Happily, however, there are lawyers who are not so insulated from reality by that greenest of cushions. Ius & Iustitium is pleased to present a selection of essays about and inspired by Common Good Constitutionalism written by lawyers coming from the heart of the classical tradition. Michael Foran writes about the book as a challenge to the the conventional wisdom of constitutional theory. Conor Casey writes on the place of the administrative state under common good constitutionalism. Aníbal Sabater writes on Quintilian’s presentation of the natural lawyer as the “good man skilled in speaking.”  Masurius Sabinus writes on the book from the vantage point of a recent law school graduate—an important perspective given the book’s enthusiastic reception amongst law students and young lawyers.  And Jacob Neu offers an all-too-often-overlooked perspective: that of the practitioner.
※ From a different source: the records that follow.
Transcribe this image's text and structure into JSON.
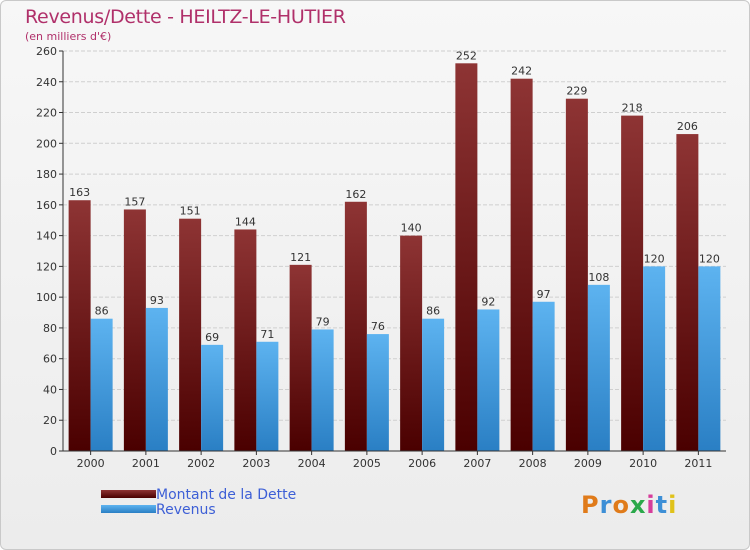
{
  "header": {
    "title": "Revenus/Dette - HEILTZ-LE-HUTIER",
    "subtitle": "(en milliers d'€)"
  },
  "legend": {
    "items": [
      {
        "label": "Montant de la Dette",
        "color": "#7a1b1b"
      },
      {
        "label": "Revenus",
        "color": "#3d9be0"
      }
    ]
  },
  "logo": {
    "text": "Proxiti",
    "colors": [
      "#e07b1a",
      "#3d8fd6",
      "#e07b1a",
      "#2aa84a",
      "#d63d9b",
      "#3d8fd6",
      "#e0c21a"
    ]
  },
  "chart_data": {
    "type": "bar",
    "title": "Revenus/Dette - HEILTZ-LE-HUTIER",
    "ylabel": "(en milliers d'€)",
    "xlabel": "",
    "categories": [
      "2000",
      "2001",
      "2002",
      "2003",
      "2004",
      "2005",
      "2006",
      "2007",
      "2008",
      "2009",
      "2010",
      "2011"
    ],
    "series": [
      {
        "name": "Montant de la Dette",
        "values": [
          163,
          157,
          151,
          144,
          121,
          162,
          140,
          252,
          242,
          229,
          218,
          206
        ],
        "color": "#7a1b1b"
      },
      {
        "name": "Revenus",
        "values": [
          86,
          93,
          69,
          71,
          79,
          76,
          86,
          92,
          97,
          108,
          120,
          120
        ],
        "color": "#3d9be0"
      }
    ],
    "ylim": [
      0,
      260
    ],
    "yticks": [
      0,
      20,
      40,
      60,
      80,
      100,
      120,
      140,
      160,
      180,
      200,
      220,
      240,
      260
    ],
    "grid": true,
    "legend_position": "bottom-left"
  }
}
Finally, Adrian Vermeule will respond to the authors of the essays presented here, and there will be a concluding panel discussion of the book and symposium essays via Zoom.

Common Good Constitutionalism has generated unusual excitement, perhaps unheard-of excitement for a work of jurisprudence. The audience of enthusiastic students and young professionals at the book’s recent launch at the National Press Club demonstrates that there is deep interest in Vermeule’s ideas. It is our hope that this symposium will present further opportunities for discussion and debate, above all from those committed to the classical legal tradition.

The Editors

The Short History and Checkered Tradition of “History and Tradition”
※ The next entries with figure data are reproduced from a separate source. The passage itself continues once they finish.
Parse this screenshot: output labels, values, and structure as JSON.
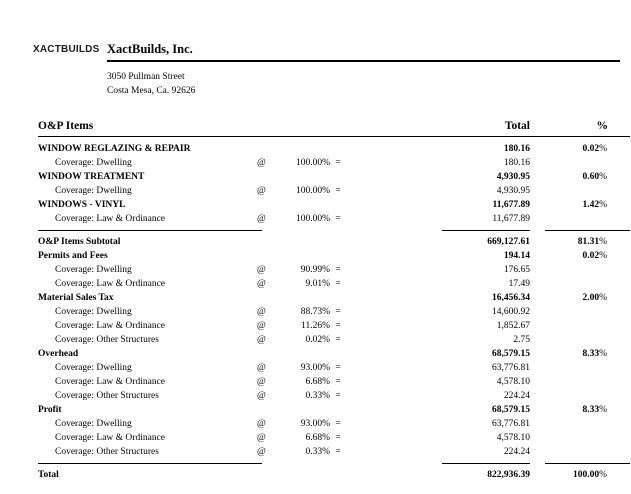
{
  "header": {
    "logo": "XACTBUILDS",
    "company_name": "XactBuilds, Inc.",
    "address_line1": "3050 Pullman Street",
    "address_line2": "Costa Mesa, Ca. 92626"
  },
  "table": {
    "columns": {
      "items": "O&P Items",
      "total": "Total",
      "percent": "%"
    },
    "symbols": {
      "at": "@",
      "eq": "="
    },
    "rows": [
      {
        "type": "item",
        "label": "WINDOW REGLAZING & REPAIR",
        "total": "180.16",
        "share": "0.02%"
      },
      {
        "type": "coverage",
        "label": "Coverage: Dwelling",
        "pct": "100.00%",
        "total": "180.16"
      },
      {
        "type": "item",
        "label": "WINDOW TREATMENT",
        "total": "4,930.95",
        "share": "0.60%"
      },
      {
        "type": "coverage",
        "label": "Coverage: Dwelling",
        "pct": "100.00%",
        "total": "4,930.95"
      },
      {
        "type": "item",
        "label": "WINDOWS - VINYL",
        "total": "11,677.89",
        "share": "1.42%"
      },
      {
        "type": "coverage",
        "label": "Coverage: Law & Ordinance",
        "pct": "100.00%",
        "total": "11,677.89"
      },
      {
        "type": "separator"
      },
      {
        "type": "item",
        "label": "O&P Items Subtotal",
        "total": "669,127.61",
        "share": "81.31%"
      },
      {
        "type": "item",
        "label": "Permits and Fees",
        "total": "194.14",
        "share": "0.02%"
      },
      {
        "type": "coverage",
        "label": "Coverage: Dwelling",
        "pct": "90.99%",
        "total": "176.65"
      },
      {
        "type": "coverage",
        "label": "Coverage: Law & Ordinance",
        "pct": "9.01%",
        "total": "17.49"
      },
      {
        "type": "item",
        "label": "Material Sales Tax",
        "total": "16,456.34",
        "share": "2.00%"
      },
      {
        "type": "coverage",
        "label": "Coverage: Dwelling",
        "pct": "88.73%",
        "total": "14,600.92"
      },
      {
        "type": "coverage",
        "label": "Coverage: Law & Ordinance",
        "pct": "11.26%",
        "total": "1,852.67"
      },
      {
        "type": "coverage",
        "label": "Coverage: Other Structures",
        "pct": "0.02%",
        "total": "2.75"
      },
      {
        "type": "item",
        "label": "Overhead",
        "total": "68,579.15",
        "share": "8.33%"
      },
      {
        "type": "coverage",
        "label": "Coverage: Dwelling",
        "pct": "93.00%",
        "total": "63,776.81"
      },
      {
        "type": "coverage",
        "label": "Coverage: Law & Ordinance",
        "pct": "6.68%",
        "total": "4,578.10"
      },
      {
        "type": "coverage",
        "label": "Coverage: Other Structures",
        "pct": "0.33%",
        "total": "224.24"
      },
      {
        "type": "item",
        "label": "Profit",
        "total": "68,579.15",
        "share": "8.33%"
      },
      {
        "type": "coverage",
        "label": "Coverage: Dwelling",
        "pct": "93.00%",
        "total": "63,776.81"
      },
      {
        "type": "coverage",
        "label": "Coverage: Law & Ordinance",
        "pct": "6.68%",
        "total": "4,578.10"
      },
      {
        "type": "coverage",
        "label": "Coverage: Other Structures",
        "pct": "0.33%",
        "total": "224.24"
      },
      {
        "type": "separator"
      },
      {
        "type": "total",
        "label": "Total",
        "total": "822,936.39",
        "share": "100.00%"
      }
    ]
  }
}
In three major cases at the end of June, the Supreme Court has relied upon a “history and tradition” test to define the scope of constitutional rights and federal powers. Writing for the Court in Dobbs v. Jackson Women’s Health Organization, Justice Alito overruled Roe v. Wade held that the Constitution did not protect a right to abortion and that unenumerated rights and liberties “must be deeply rooted in this Nation’s history and tradition and implicit in the concept of ordered liberty,” quoting Washington v. Glucksberg in support. In Kennedy v. Bremerton School District, Justice Gorsuch overruled Lemon v. Kurtzman’s test for a violation of the Establishment Clause and held, “The line that courts and governments must draw between the permissible and the impermissible has to accord with history and faithfully reflect the understanding of the Founding Fathers.” And in New York State Rifle & Pistol Association v. Bruen, Justice Thomas rejected reliance on intermediate scrutiny in considering government regulation of firearms under the Second Amendment, holding that the government must show a firearm regulation is support by the text, “as informed by history,” or “comported with history and tradition.” In each case, the Court expressly or implicitly rejected a tiered scrutiny framework and chose to focus instead on how the scope of the right was historically defined within the Anglo-American tradition.
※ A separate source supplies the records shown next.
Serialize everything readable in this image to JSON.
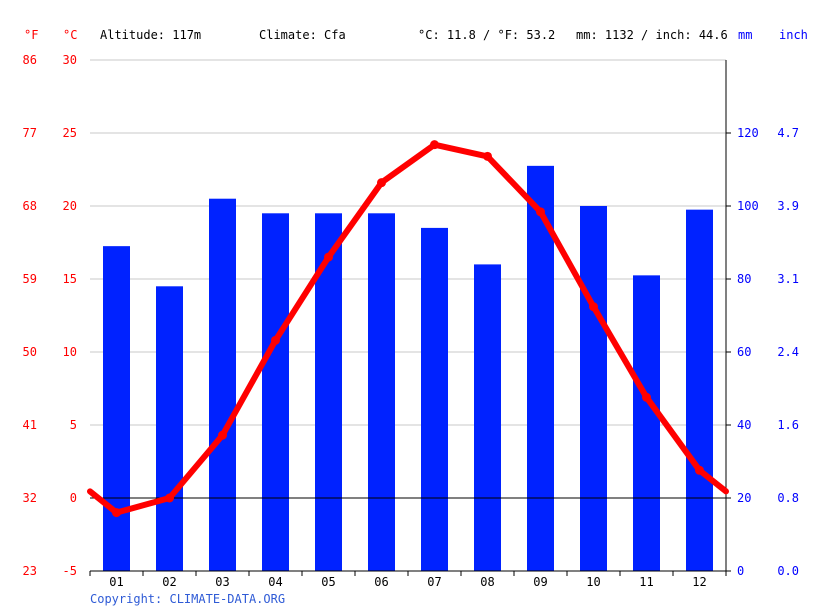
{
  "header": {
    "unit_f": "°F",
    "unit_c": "°C",
    "altitude": "Altitude: 117m",
    "climate": "Climate: Cfa",
    "avg_temp": "°C: 11.8 / °F: 53.2",
    "precip_total": "mm: 1132 / inch: 44.6",
    "unit_mm": "mm",
    "unit_inch": "inch"
  },
  "copyright": "Copyright: CLIMATE-DATA.ORG",
  "chart_data": {
    "type": "bar",
    "categories": [
      "01",
      "02",
      "03",
      "04",
      "05",
      "06",
      "07",
      "08",
      "09",
      "10",
      "11",
      "12"
    ],
    "series": [
      {
        "values": [
          89,
          78,
          102,
          98,
          98,
          98,
          94,
          84,
          111,
          100,
          81,
          99
        ],
        "color": "#0022ff"
      },
      {
        "type": "line",
        "values": [
          -1.0,
          0.0,
          4.3,
          10.8,
          16.5,
          21.6,
          24.2,
          23.4,
          19.6,
          13.1,
          6.9,
          1.9
        ],
        "color": "#ff0000"
      }
    ],
    "temp_axis_c": {
      "ticks": [
        -5,
        0,
        5,
        10,
        15,
        20,
        25,
        30
      ],
      "range": [
        -5,
        30
      ]
    },
    "temp_axis_f": {
      "ticks": [
        23,
        32,
        41,
        50,
        59,
        68,
        77,
        86
      ]
    },
    "precip_axis_mm": {
      "ticks": [
        0,
        20,
        40,
        60,
        80,
        100,
        120
      ],
      "range": [
        0,
        140
      ]
    },
    "precip_axis_inch": {
      "ticks": [
        "0.0",
        "0.8",
        "1.6",
        "2.4",
        "3.1",
        "3.9",
        "4.7"
      ]
    },
    "grid": true,
    "zero_line_temp_c": 0
  }
}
What do “history and tradition” mean in these contexts, and why should they be important? By this test, the conservative majority intends to ground American law within a broader tradition to avoid the temptation of “living constitutionalism.” Yet these cases also demonstrate the problem of originalist reliance on history only at specifically favored moments in time, rather than incorporating a broader understanding of the tradition in which they are embedded. And if the “history and tradition” test is ultimately not grounded in the legal and philosophical substance of that tradition—the natural law and the Western classical legal tradition, as interpreted by English jurists—then they are at best half-hearted and superficial attempts to recall that tradition and will be easily manipulated in future cases.